Pihaknya juga berharap, dengan adanya Pekan Gerakan Nasional Non Tunai, yang dicanangkan oleh BI Lhokseumawe, dapat meningkatkan kesadaran masyarakat tentang pembayaran non tunai dan manfaatnya sehingga masyarakat tidak lagi enggan melakukan transaksi secara non tunai, pungkasnya.

Salah seorang konsumen yang ingin mengisi BBM dengan mengunakan kartu non tunai, Suherman, mengaku lebih aman mengunakan kartu non tunai karena tidak perlu membawa uang dalam jumlah banyak akan tetapi cukup dengan mengunakan kartu dimaksud.
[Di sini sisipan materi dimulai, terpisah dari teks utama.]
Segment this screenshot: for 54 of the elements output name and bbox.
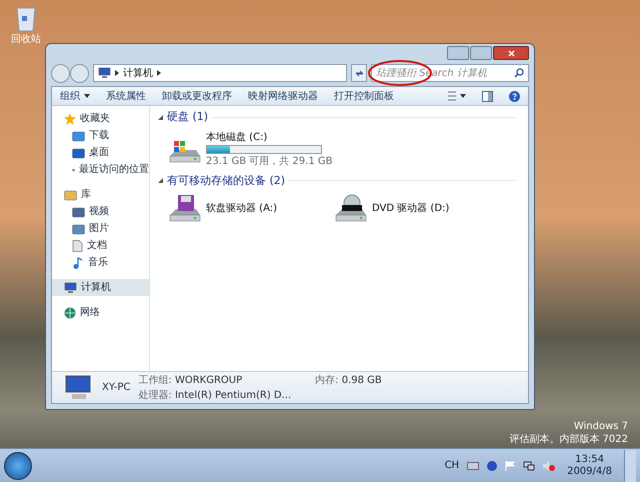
- nav-item[interactable]: 下载: [52, 127, 149, 144]
- address-bar[interactable]: 计算机: [93, 64, 347, 82]
- caret-icon: [84, 94, 90, 98]
- desktop-build-text: 评估副本。内部版本 7022: [509, 433, 628, 446]
- nav-item[interactable]: 收藏夹: [52, 110, 149, 127]
- minimize-button[interactable]: [447, 46, 469, 60]
- help-icon[interactable]: [509, 90, 520, 102]
- clock[interactable]: 13:54 2009/4/8: [563, 454, 616, 478]
- toolbar-button[interactable]: 卸载或更改程序: [162, 88, 232, 104]
- muted-speaker-icon[interactable]: [543, 460, 556, 470]
- globe-icon: [64, 306, 76, 318]
- start-button[interactable]: [4, 452, 32, 480]
- document-icon: [72, 240, 83, 252]
- toolbar-button[interactable]: 系统属性: [106, 88, 146, 104]
- drive-item[interactable]: DVD 驱动器 (D:): [332, 193, 478, 223]
- chevron-icon[interactable]: [157, 70, 161, 76]
- refresh-button[interactable]: [351, 64, 367, 82]
- close-button[interactable]: [493, 46, 529, 60]
- view-options-icon[interactable]: [448, 91, 466, 101]
- refresh-arrows-icon: [354, 68, 364, 78]
- keyboard-icon[interactable]: [467, 462, 480, 470]
- group-header[interactable]: 有可移动存储的设备 (2): [167, 172, 286, 189]
- desktop-build-text: Windows 7: [574, 420, 628, 433]
- group-header[interactable]: 硬盘 (1): [167, 109, 208, 126]
- drive-item[interactable]: 软盘驱动器 (A:): [166, 193, 312, 223]
- nav-item[interactable]: 视频: [52, 203, 149, 220]
- computer-icon: [64, 282, 77, 294]
- search-icon: [514, 68, 524, 78]
- address-crumb[interactable]: 计算机: [123, 66, 153, 80]
- nav-item[interactable]: 库: [52, 186, 149, 203]
- music-note-icon: [72, 256, 84, 268]
- collapse-triangle-icon[interactable]: [158, 178, 163, 184]
- language-indicator[interactable]: CH: [444, 458, 460, 473]
- nav-item[interactable]: 桌面: [52, 144, 149, 161]
- nav-item[interactable]: 图片: [52, 220, 149, 237]
- toolbar-button[interactable]: 映射网络驱动器: [248, 88, 318, 104]
- chevron-icon[interactable]: [115, 70, 119, 76]
- nav-item[interactable]: 网络: [52, 304, 149, 321]
- maximize-button[interactable]: [470, 46, 492, 60]
- toolbar-button[interactable]: 打开控制面板: [334, 88, 394, 104]
- nav-item[interactable]: 文档: [52, 237, 149, 254]
- collapse-triangle-icon[interactable]: [158, 114, 163, 120]
- network-icon[interactable]: [523, 460, 536, 470]
- drive-item[interactable]: 本地磁盘 (C:) 23.1 GB 可用，共 29.1 GB: [166, 130, 332, 168]
- preview-pane-icon[interactable]: [482, 90, 493, 102]
- nav-item[interactable]: 计算机: [52, 279, 149, 296]
- computer-icon: [98, 67, 111, 79]
- nav-item[interactable]: 音乐: [52, 254, 149, 271]
- toolbar-button[interactable]: 组织: [60, 88, 90, 104]
- nav-item[interactable]: 最近访问的位置: [52, 161, 149, 178]
- close-icon: [508, 50, 514, 56]
- star-icon: [64, 112, 76, 124]
- help-icon[interactable]: [487, 460, 498, 470]
- details-pane: XY-PC 工作组: WORKGROUP 内存: 0.98 GB 处理器: Intel(R) Pentium(R) D...: [52, 371, 528, 403]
Sementara itu, dalam pekan GNNT di SPBU yang berlangsung hingga 8 Juni tersebut di wilayah Lhokseumawe, kepada masyarakat yang menggunakan motor dan mengisinya minimal Rp 20 ribu dengan menggunakan kartu non tunai akan mendapatkan satu botol minuman. Sedangkan bagi pengendara mobil yang mengisi minimal Rp 100 ribu dengan mengunakan kartu non tunai juga akan mendapatkan hadiah minyak goreng. Hadiah tersebut hanya diberikan selama pekan GNNT di SPBU saja.